If a federal judge's disappointing ruling this week on a voter registration case is allowed to stand, state lawmakers around the country could well make it harder for eligible citizens to register to vote in federal and state elections.

State officials in Kansas and Arizona had sued the U.S. Election Assistance Commission for refusing to include their strict proof-of-citizenship requirements on the federal voter registration form the commission prepares under the National Voter Registration Act, also known as the "motor voter" law.

The federal form requires only that voters state under oath that they are citizens, and while the commission includes certain state-specific instructions on the form, it denied the request by Kansas and Arizona because it found no evidence that noncitizens registering to vote was a "significant problem" in either state.

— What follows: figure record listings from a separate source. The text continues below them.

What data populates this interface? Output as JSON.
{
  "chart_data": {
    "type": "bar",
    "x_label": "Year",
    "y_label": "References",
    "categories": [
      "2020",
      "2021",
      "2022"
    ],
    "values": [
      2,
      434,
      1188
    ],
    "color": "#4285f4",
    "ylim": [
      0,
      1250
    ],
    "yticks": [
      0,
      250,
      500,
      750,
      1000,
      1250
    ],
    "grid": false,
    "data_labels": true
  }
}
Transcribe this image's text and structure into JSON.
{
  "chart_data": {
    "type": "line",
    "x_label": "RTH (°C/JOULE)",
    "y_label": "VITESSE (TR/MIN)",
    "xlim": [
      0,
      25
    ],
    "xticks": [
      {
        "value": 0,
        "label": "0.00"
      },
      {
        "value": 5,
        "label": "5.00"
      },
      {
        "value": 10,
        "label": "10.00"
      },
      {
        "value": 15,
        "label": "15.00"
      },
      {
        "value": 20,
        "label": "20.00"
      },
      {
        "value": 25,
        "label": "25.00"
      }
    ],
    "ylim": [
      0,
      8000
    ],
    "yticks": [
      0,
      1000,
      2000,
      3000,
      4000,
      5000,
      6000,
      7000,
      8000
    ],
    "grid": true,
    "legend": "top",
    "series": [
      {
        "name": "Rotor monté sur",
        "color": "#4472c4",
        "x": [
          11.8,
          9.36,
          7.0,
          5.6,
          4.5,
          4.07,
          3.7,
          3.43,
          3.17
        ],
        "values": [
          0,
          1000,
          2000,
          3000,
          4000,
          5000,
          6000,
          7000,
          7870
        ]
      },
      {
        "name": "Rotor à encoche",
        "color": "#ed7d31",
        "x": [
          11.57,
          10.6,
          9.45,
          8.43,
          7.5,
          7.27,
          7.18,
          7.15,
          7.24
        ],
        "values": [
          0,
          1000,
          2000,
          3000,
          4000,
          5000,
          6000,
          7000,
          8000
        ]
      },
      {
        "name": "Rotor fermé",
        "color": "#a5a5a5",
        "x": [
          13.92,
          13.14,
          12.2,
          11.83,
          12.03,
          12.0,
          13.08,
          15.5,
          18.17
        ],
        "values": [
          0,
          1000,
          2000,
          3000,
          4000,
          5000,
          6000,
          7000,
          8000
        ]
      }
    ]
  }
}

Federal District Judge Eric Melgren ruled on Wednesday that the commission had acted "in excess of its statutory authority" because the federal law "has not pre-empted state laws" that require documents proving citizenship. Under the Constitution, states have the power to decide who may vote, while the federal government has the final say in how, where and when voting occurs.

But the legal dispute should not distract anyone from recognizing the underlying purpose of laws like these and their close relative, voter ID laws. They are intended to keep eligible voters from the polls.

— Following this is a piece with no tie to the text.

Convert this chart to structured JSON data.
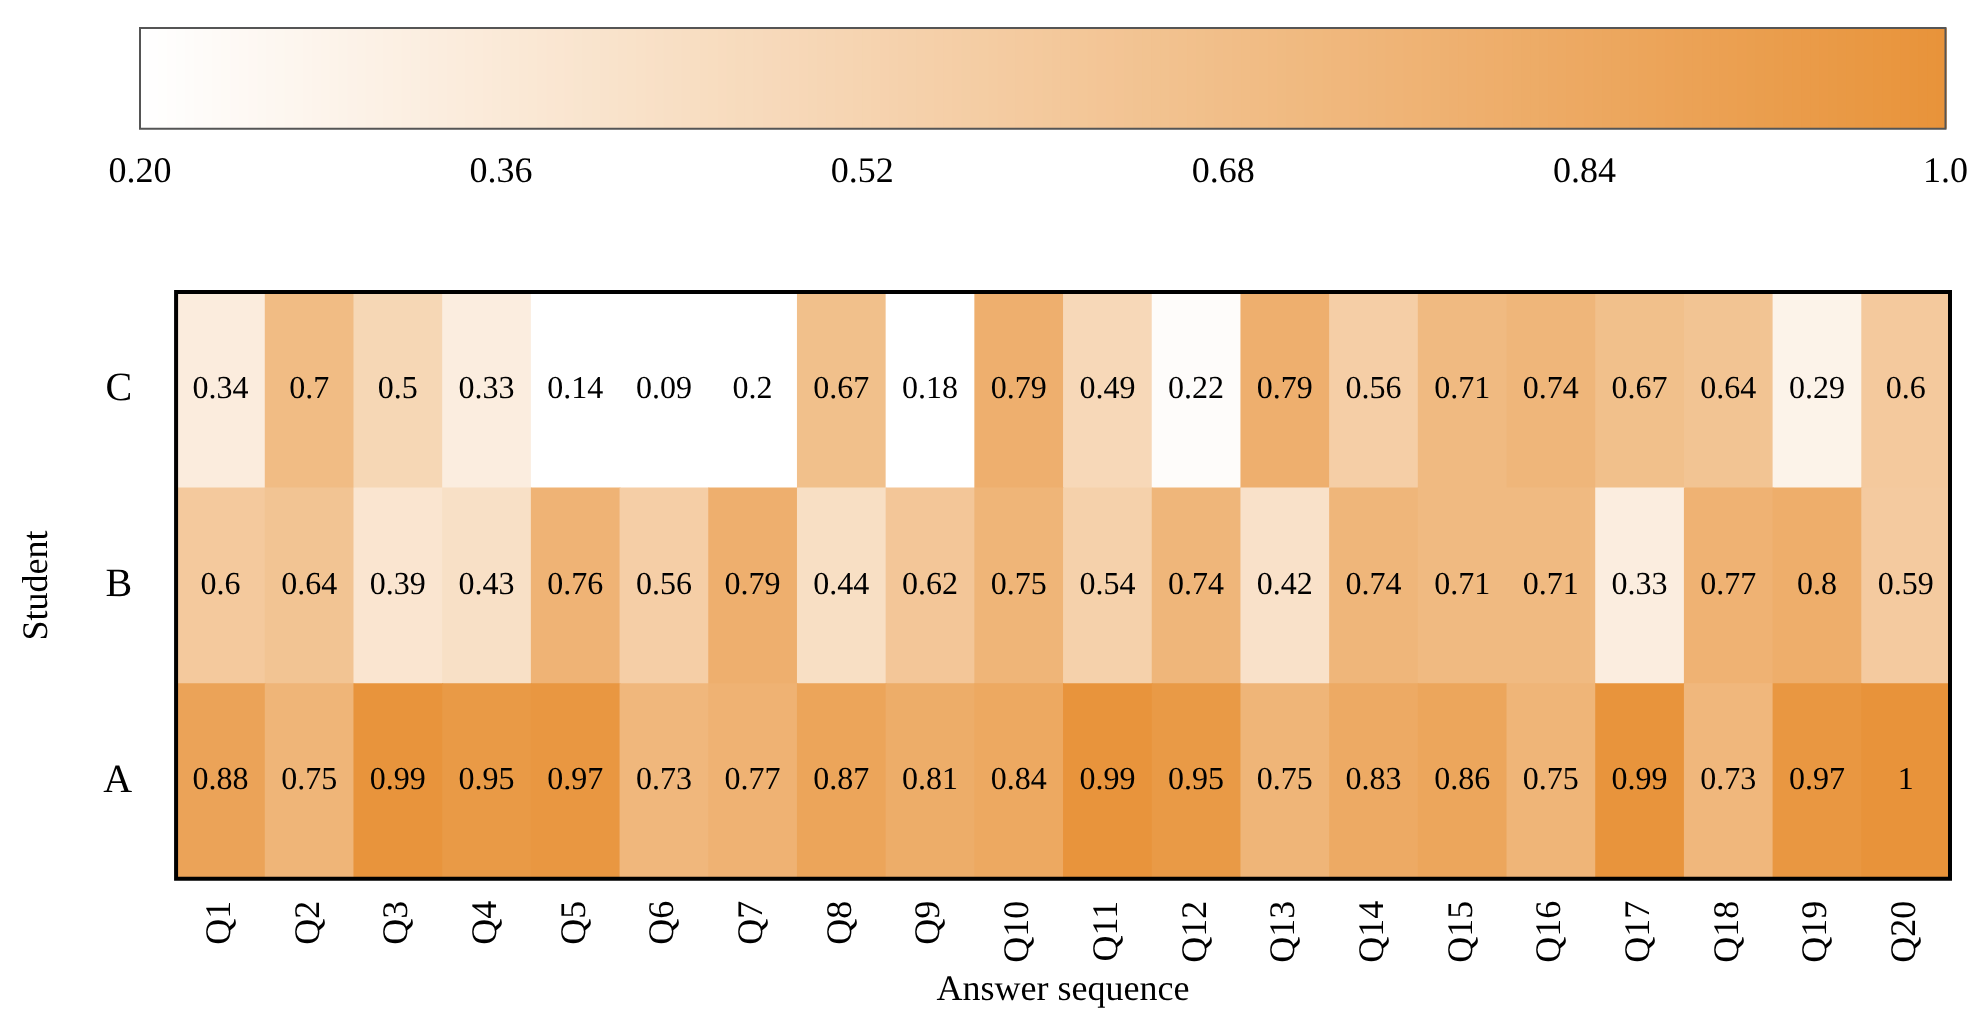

Republican lawmakers who work to impose higher bars to voting — either through proof-of-citizenship or voter ID laws — are well aware that many of those otherwise-eligible voters who struggle to come up with the required documents, which include a birth certificate, passport or driver's license, are more likely to vote Democratic. Sometimes they even say it out loud, as Mike Turzai, the majority leader in the Pennsylvania statehouse, did in 2012 when he bragged that the state's voter ID law was going to "allow Governor Romney to win the state of Pennsylvania."

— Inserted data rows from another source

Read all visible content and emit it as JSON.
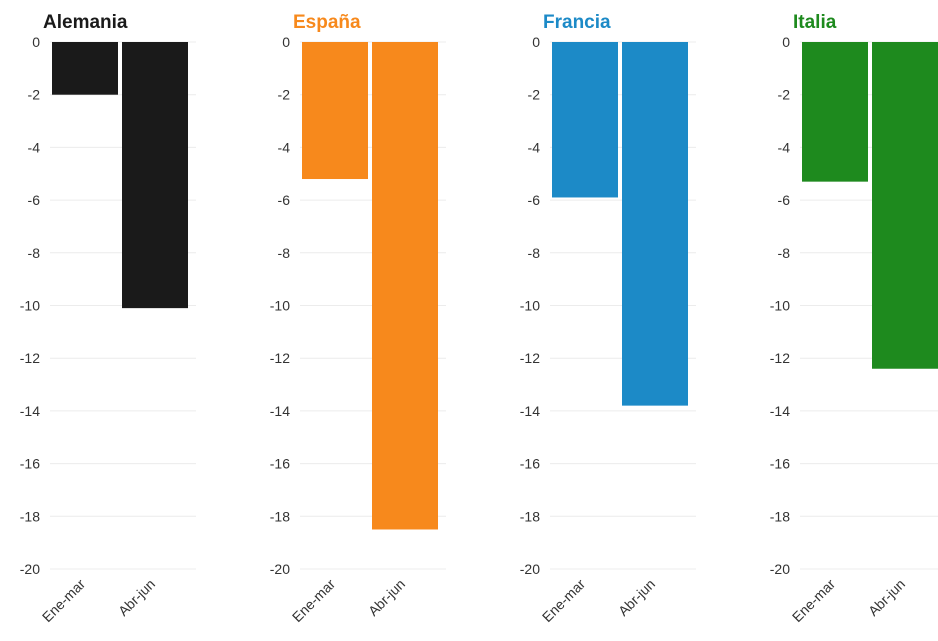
{
  "chart_data": [
    {
      "type": "bar",
      "title": "Alemania",
      "color": "#1a1a1a",
      "categories": [
        "Ene-mar",
        "Abr-jun"
      ],
      "values": [
        -2.0,
        -10.1
      ],
      "ylim": [
        -20,
        0
      ],
      "yticks": [
        "0",
        "-2",
        "-4",
        "-6",
        "-8",
        "-10",
        "-12",
        "-14",
        "-16",
        "-18",
        "-20"
      ],
      "grid": true
    },
    {
      "type": "bar",
      "title": "España",
      "color": "#f7891c",
      "categories": [
        "Ene-mar",
        "Abr-jun"
      ],
      "values": [
        -5.2,
        -18.5
      ],
      "ylim": [
        -20,
        0
      ],
      "yticks": [
        "0",
        "-2",
        "-4",
        "-6",
        "-8",
        "-10",
        "-12",
        "-14",
        "-16",
        "-18",
        "-20"
      ],
      "grid": true
    },
    {
      "type": "bar",
      "title": "Francia",
      "color": "#1c8ac7",
      "categories": [
        "Ene-mar",
        "Abr-jun"
      ],
      "values": [
        -5.9,
        -13.8
      ],
      "ylim": [
        -20,
        0
      ],
      "yticks": [
        "0",
        "-2",
        "-4",
        "-6",
        "-8",
        "-10",
        "-12",
        "-14",
        "-16",
        "-18",
        "-20"
      ],
      "grid": true
    },
    {
      "type": "bar",
      "title": "Italia",
      "color": "#1e8a1e",
      "categories": [
        "Ene-mar",
        "Abr-jun"
      ],
      "values": [
        -5.3,
        -12.4
      ],
      "ylim": [
        -20,
        0
      ],
      "yticks": [
        "0",
        "-2",
        "-4",
        "-6",
        "-8",
        "-10",
        "-12",
        "-14",
        "-16",
        "-18",
        "-20"
      ],
      "grid": true
    }
  ]
}
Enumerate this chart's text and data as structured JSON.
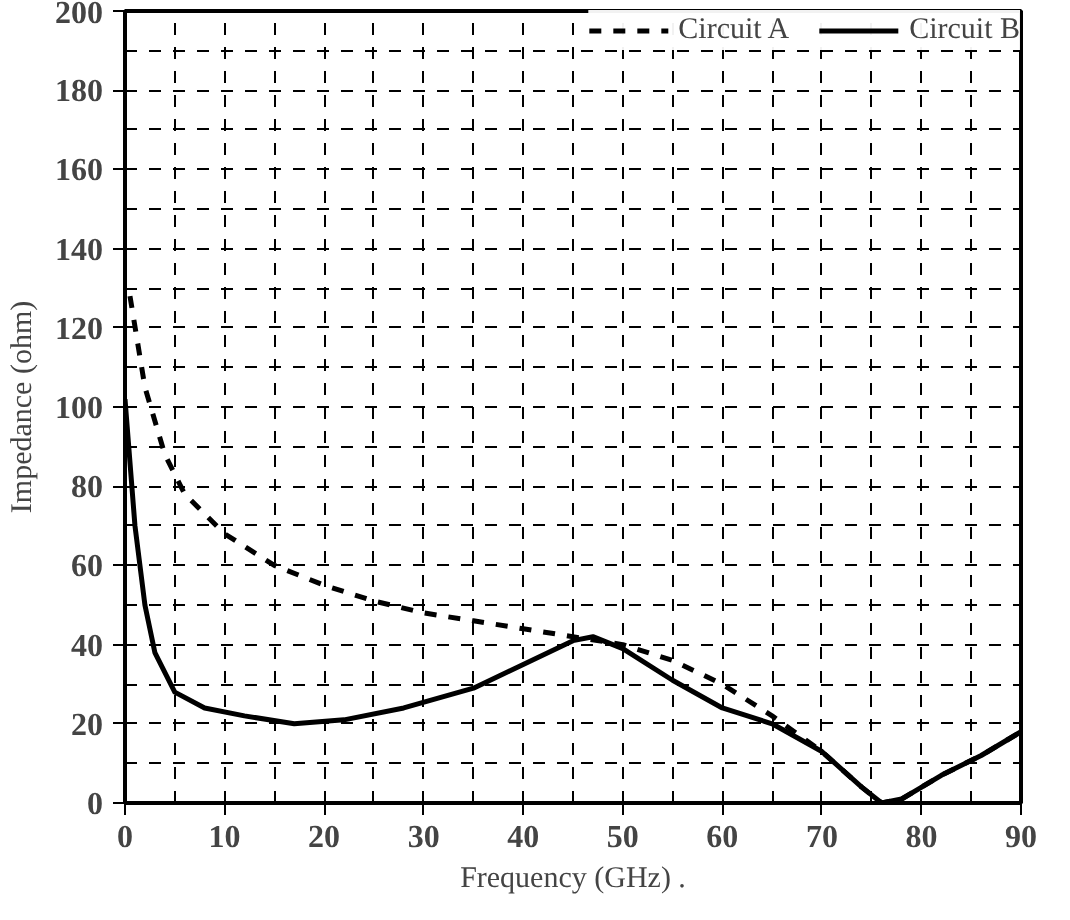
{
  "chart_data": {
    "type": "line",
    "xlabel": "Frequency (GHz) .",
    "ylabel": "Impedance (ohm)",
    "xlim": [
      0,
      90
    ],
    "ylim": [
      0,
      200
    ],
    "xticks": [
      0,
      10,
      20,
      30,
      40,
      50,
      60,
      70,
      80,
      90
    ],
    "yticks": [
      0,
      20,
      40,
      60,
      80,
      100,
      120,
      140,
      160,
      180,
      200
    ],
    "grid": true,
    "legend": "top right",
    "series": [
      {
        "name": "Circuit A",
        "color": "#000000",
        "line_style": "dashed",
        "x": [
          0.5,
          2,
          4,
          6,
          10,
          15,
          20,
          25,
          30,
          35,
          40,
          45,
          50,
          55,
          60,
          65,
          70,
          74,
          76,
          78,
          82,
          86,
          90
        ],
        "values": [
          128,
          105,
          88,
          78,
          68,
          60,
          55,
          51,
          48,
          46,
          44,
          42,
          40,
          36,
          30,
          22,
          13,
          4,
          0,
          1,
          7,
          12,
          18
        ]
      },
      {
        "name": "Circuit B",
        "color": "#000000",
        "line_style": "solid",
        "x": [
          0,
          1,
          2,
          3,
          5,
          8,
          12,
          17,
          22,
          28,
          35,
          40,
          45,
          47,
          50,
          55,
          60,
          65,
          70,
          74,
          76,
          78,
          82,
          86,
          90
        ],
        "values": [
          102,
          70,
          50,
          38,
          28,
          24,
          22,
          20,
          21,
          24,
          29,
          35,
          41,
          42,
          39,
          31,
          24,
          20,
          13,
          4,
          0,
          1,
          7,
          12,
          18
        ]
      }
    ]
  }
}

Nevertheless, Melgren accepted at face value the claim by Kansas and Arizona that only "concrete proof of citizenship" can allow them to determine whether a voter is eligible. He ignored the fact that neither state had actually demonstrated that such proof was "necessary" to prevent fraud. Kansas officials identified at most 21 noncitizens who had registered to vote, out of more than 1.76 million registered voters in the state. The percentage alleged by Arizona was similarly minuscule.